We have yet to fully acknowledge, even celebrate, the importance and power of emotions when it comes to finance. Far from leading us astray, these emotions provide us information and guidance that can vastly improve the way we understand and advise others when it comes to money. As David Brooks, a New York Times columnist, recently wrote in an op-ed on the new humanism, “Emotion is not opposed to reason; our emotions assign value to things and are the basis of reason” (underline mine).
Brooks is talking in his essay about government policies, but his use of the word “value” puts me instantly in mind of personal finance as well. What he is saying to me, even if his message was otherwise directed, is that emotions and financial value are intimately and importantly aligned. Get rid of the emotions, and we have no basis for our interactions with money. Prices of goods and services can be denominated in dollars, and set by exchange rates, market makers, central banks, and economists, but it is ultimately our feelings and reactions of fear, anger, well-being, and compassion that inform our choice of those goods and services.

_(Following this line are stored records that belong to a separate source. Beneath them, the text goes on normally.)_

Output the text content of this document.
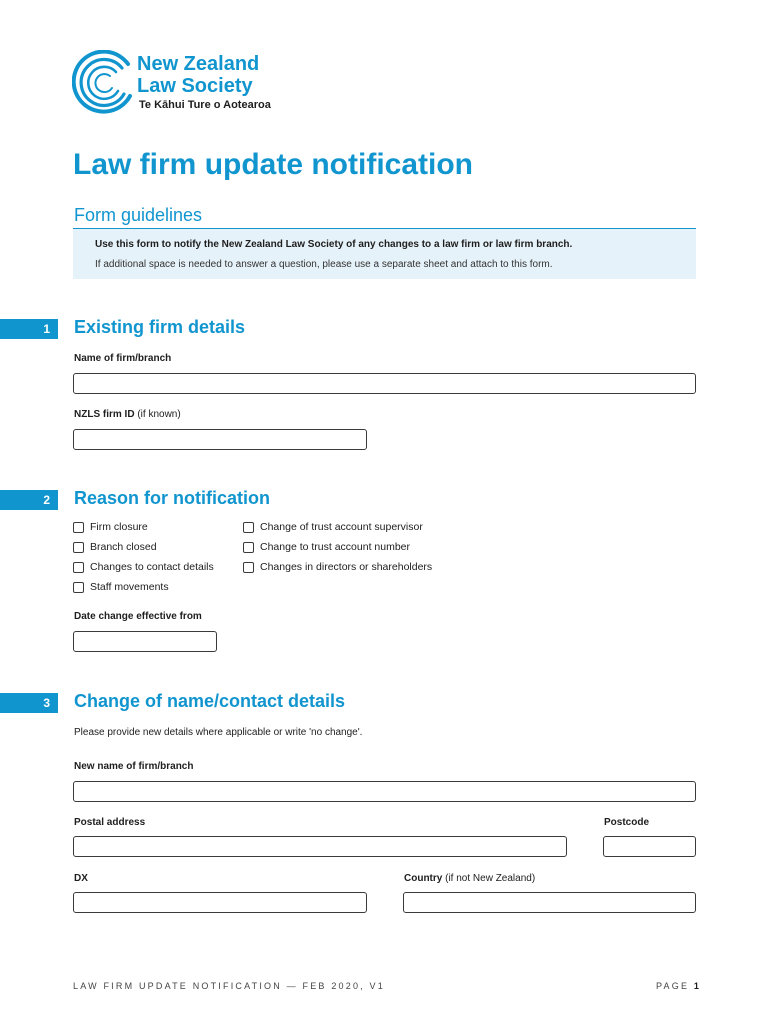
New Zealand
Law Society
Te Kāhui Ture o Aotearoa
Law firm update notification
Form guidelines
Use this form to notify the New Zealand Law Society of any changes to a law firm or law firm branch.
If additional space is needed to answer a question, please use a separate sheet and attach to this form.
1	Existing firm details
Name of firm/branch
NZLS firm ID (if known)
2	Reason for notification
Firm closure
Branch closed
Changes to contact details
Staff movements
Change of trust account supervisor
Change to trust account number
Changes in directors or shareholders
Date change effective from
3	Change of name/contact details
Please provide new details where applicable or write 'no change'.
New name of firm/branch
Postal address	Postcode
DX	Country (if not New Zealand)
LAW FIRM UPDATE NOTIFICATION — FEB 2020, V1	PAGE 1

Helping women understand money and gain financial confidence is not about eliminating their emotions, but going straight to their core. Women are indeed an emotional gender, and have always relied on those trustworthy emotions to guide us as mothers, sisters, and friends; as community activists, as consensus builders, as the primary ministers to and providers of basic human needs: for education, healthcare, care for dependents. Emotional outbursts may find no place on Wall Street, but elsewhere in the world, these eruptions are changing the global order and are the occasion for getting important work done.
Let it be said: as women, we are rich in emotions! It is high time we understand and appreciate this wealth as it pertains to our decisions and choices about money.